Our editor recently read your insightful book on finding your way as a Muslim person and drag queen, Unicorn: Memoirs of a Muslim Drag Queen.
What was it like exposing yourself so and what do you hope the book will achieve?
Aw thanks for reading UNICORN! It was obviously very nerve-wracking, but also incredibly cathartic. My life has been very difficult in many ways, and being able to put it all down on a page somehow released me from so many of the negative experiences.
The writing process was kind of an act of self-forgiveness, if not of my family as well. As a young queer person of colour, I literally had no-one I could see myself in. I felt so desperately alone and scared – I really just hope that this book can provide hope for young queer people of colour struggling to find themselves.
What or who inspires you to write and perform?
My Queer, Trans, People of Colour communities – they give me so much hope and fight.
You’ve studied at some of the UK’s most prestigious education institutions including Eton and Cambridge. What would you like to see on a curriculum for today’s Generation Z young people?
An honest account of colonialism! The way British History is taught is undeniably from a nationalist perspective, and colonialism is painted as this triumph of expedition.
It also involved the decimation of indigenous communities, and brought tough British criminal laws into the Middle-East, Africa, and Asia, which still remain. So much of the curriculum forces people of colour to aspire to Britishness, and this is damaging to our racial identities. We need a proper decolonised curriculum.
What advice would you give someone from an underrepresented background who wants to go into performing arts?

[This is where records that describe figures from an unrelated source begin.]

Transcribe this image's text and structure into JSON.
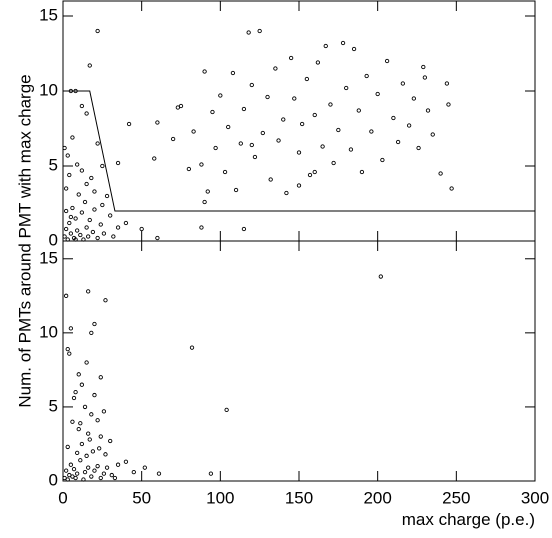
{
  "chart_data": [
    {
      "type": "scatter",
      "color": "#000000",
      "y_label": "Num. of PMTs around PMT with max charge",
      "xlim": [
        0,
        300
      ],
      "ylim": [
        0,
        16
      ],
      "yticks": [
        0,
        5,
        10,
        15
      ],
      "x": [
        22,
        17,
        5,
        8,
        12,
        15,
        22,
        25,
        35,
        42,
        58,
        60,
        70,
        73,
        75,
        80,
        83,
        88,
        90,
        92,
        95,
        97,
        100,
        103,
        105,
        108,
        110,
        113,
        115,
        118,
        120,
        122,
        125,
        127,
        130,
        132,
        135,
        137,
        140,
        142,
        145,
        147,
        150,
        152,
        155,
        157,
        160,
        162,
        165,
        167,
        170,
        172,
        175,
        178,
        180,
        183,
        185,
        188,
        190,
        193,
        196,
        200,
        203,
        206,
        210,
        213,
        216,
        220,
        223,
        226,
        229,
        232,
        235,
        240,
        244,
        247,
        245,
        230,
        150,
        160,
        120,
        90,
        115,
        88,
        60,
        40,
        50,
        1,
        2,
        3,
        4,
        5,
        6,
        7,
        8,
        9,
        10,
        11,
        12,
        13,
        14,
        15,
        16,
        17,
        18,
        19,
        20,
        22,
        24,
        26,
        28,
        30,
        32,
        35,
        2,
        3,
        1,
        4,
        6,
        9,
        12,
        15,
        20,
        25,
        2,
        5,
        8
      ],
      "y": [
        14,
        11.7,
        10,
        10,
        9,
        8.5,
        6.5,
        5,
        5.2,
        7.8,
        5.5,
        7.9,
        6.8,
        8.9,
        9,
        4.8,
        7.3,
        5.1,
        11.3,
        3.3,
        8.6,
        6.2,
        9.7,
        4.6,
        7.6,
        11.2,
        3.4,
        6.5,
        8.8,
        13.9,
        10.4,
        5.6,
        14,
        7.2,
        9.6,
        4.1,
        11.5,
        6.7,
        8.1,
        3.2,
        12.2,
        9.5,
        5.9,
        7.8,
        10.8,
        4.4,
        8.4,
        11.9,
        6.3,
        13,
        9.1,
        5.2,
        7.4,
        13.2,
        10.2,
        6.1,
        12.8,
        8.7,
        4.6,
        11,
        7.3,
        9.8,
        5.4,
        12,
        8.2,
        6.6,
        10.5,
        7.7,
        9.5,
        6.2,
        11.6,
        8.7,
        7.1,
        4.5,
        10.5,
        3.5,
        9.1,
        10.9,
        3.7,
        4.6,
        6.4,
        2.6,
        0.8,
        0.9,
        0.2,
        1.2,
        0.8,
        0.3,
        0.8,
        0.1,
        1.2,
        0.5,
        2.2,
        0.2,
        1.5,
        0.7,
        3.1,
        0.4,
        1.9,
        0.1,
        2.6,
        0.9,
        0.3,
        1.4,
        4.2,
        0.6,
        2.1,
        0.2,
        1.1,
        0.5,
        3,
        1.7,
        0.3,
        0.9,
        3.5,
        5.7,
        6.2,
        4.4,
        6.9,
        5.1,
        4.7,
        3.8,
        3.3,
        2.4,
        2,
        1.6,
        0.1
      ],
      "cut_line": {
        "x": [
          0,
          17,
          33,
          300
        ],
        "y": [
          10,
          10,
          2,
          2
        ]
      }
    },
    {
      "type": "scatter",
      "color": "#000000",
      "x_label": "max charge (p.e.)",
      "xlim": [
        0,
        300
      ],
      "ylim": [
        0,
        16.2
      ],
      "xticks": [
        0,
        50,
        100,
        150,
        200,
        250,
        300
      ],
      "yticks": [
        0,
        5,
        10,
        15
      ],
      "x": [
        202,
        16,
        27,
        2,
        5,
        20,
        18,
        82,
        3,
        4,
        10,
        15,
        24,
        12,
        8,
        20,
        7,
        26,
        104,
        14,
        18,
        22,
        6,
        10,
        16,
        24,
        30,
        12,
        3,
        19,
        27,
        9,
        40,
        52,
        35,
        45,
        61,
        94,
        1,
        2,
        3,
        4,
        5,
        6,
        7,
        8,
        9,
        11,
        13,
        14,
        16,
        18,
        20,
        22,
        24,
        26,
        28,
        31,
        33,
        15,
        17,
        11,
        23
      ],
      "y": [
        13.8,
        12.8,
        12.2,
        12.5,
        10.3,
        10.6,
        10,
        9,
        8.9,
        8.6,
        7.2,
        8,
        7,
        6.5,
        6,
        5.8,
        5.6,
        4.7,
        4.8,
        5,
        4.5,
        4.1,
        4,
        3.5,
        3.2,
        3,
        2.7,
        2.5,
        2.3,
        2,
        1.8,
        1.9,
        1.3,
        0.9,
        1.1,
        0.6,
        0.5,
        0.5,
        0.2,
        0.7,
        0.1,
        0.4,
        1.1,
        0.3,
        0.8,
        0.2,
        0.5,
        1.4,
        0.1,
        0.6,
        0.9,
        0.3,
        0.7,
        1,
        0.2,
        0.5,
        0.9,
        0.4,
        0.2,
        1.7,
        2.8,
        3.9,
        2.2
      ]
    }
  ]
}
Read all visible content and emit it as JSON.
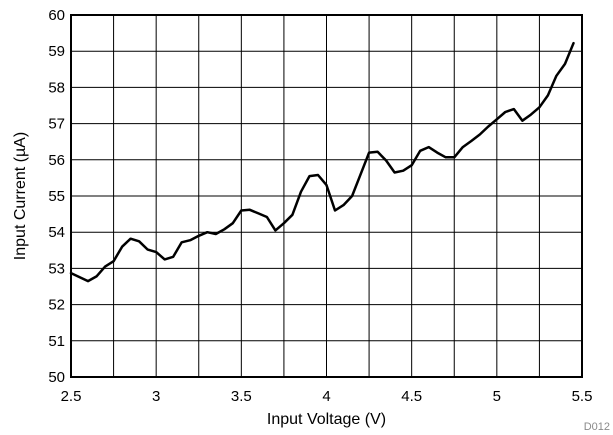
{
  "chart_data": {
    "type": "line",
    "title": "",
    "xlabel": "Input Voltage (V)",
    "ylabel": "Input Current (µA)",
    "xlim": [
      2.5,
      5.5
    ],
    "ylim": [
      50,
      60
    ],
    "x_ticks": [
      2.5,
      3,
      3.5,
      4,
      4.5,
      5,
      5.5
    ],
    "x_tick_labels": [
      "2.5",
      "3",
      "3.5",
      "4",
      "4.5",
      "5",
      "5.5"
    ],
    "y_ticks": [
      50,
      51,
      52,
      53,
      54,
      55,
      56,
      57,
      58,
      59,
      60
    ],
    "y_tick_labels": [
      "50",
      "51",
      "52",
      "53",
      "54",
      "55",
      "56",
      "57",
      "58",
      "59",
      "60"
    ],
    "x_minor_step": 0.25,
    "grid": true,
    "series_color": "#000000",
    "figure_id": "D012",
    "series": [
      {
        "x": [
          2.5,
          2.6,
          2.65,
          2.7,
          2.75,
          2.8,
          2.85,
          2.9,
          2.95,
          3.0,
          3.05,
          3.1,
          3.15,
          3.2,
          3.25,
          3.3,
          3.35,
          3.4,
          3.45,
          3.5,
          3.55,
          3.6,
          3.65,
          3.7,
          3.75,
          3.8,
          3.85,
          3.9,
          3.95,
          4.0,
          4.05,
          4.1,
          4.15,
          4.2,
          4.25,
          4.3,
          4.35,
          4.4,
          4.45,
          4.5,
          4.55,
          4.6,
          4.65,
          4.7,
          4.75,
          4.8,
          4.85,
          4.9,
          4.95,
          5.0,
          5.05,
          5.1,
          5.15,
          5.2,
          5.25,
          5.3,
          5.35,
          5.4,
          5.45
        ],
        "y": [
          52.87,
          52.65,
          52.78,
          53.05,
          53.2,
          53.6,
          53.82,
          53.75,
          53.52,
          53.45,
          53.25,
          53.32,
          53.72,
          53.78,
          53.9,
          54.0,
          53.95,
          54.08,
          54.25,
          54.6,
          54.62,
          54.52,
          54.42,
          54.05,
          54.25,
          54.48,
          55.12,
          55.55,
          55.58,
          55.3,
          54.6,
          54.75,
          55.0,
          55.6,
          56.2,
          56.22,
          55.98,
          55.65,
          55.7,
          55.85,
          56.25,
          56.35,
          56.2,
          56.07,
          56.07,
          56.35,
          56.52,
          56.7,
          56.92,
          57.12,
          57.32,
          57.4,
          57.08,
          57.25,
          57.45,
          57.78,
          58.32,
          58.65,
          59.22
        ]
      }
    ]
  }
}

Don’t try and emulate the Establishment. It was the second I let go of what other people wanted that I managed to find some success through just saying what I honestly thought and performing in a way that was honest to my cultural heritage.
What’s your favourite London haunt?
The Chateau in Camberwell is quickly becoming my favourite queer space – so inclusive, diverse, and uplifting! And amazing performances too!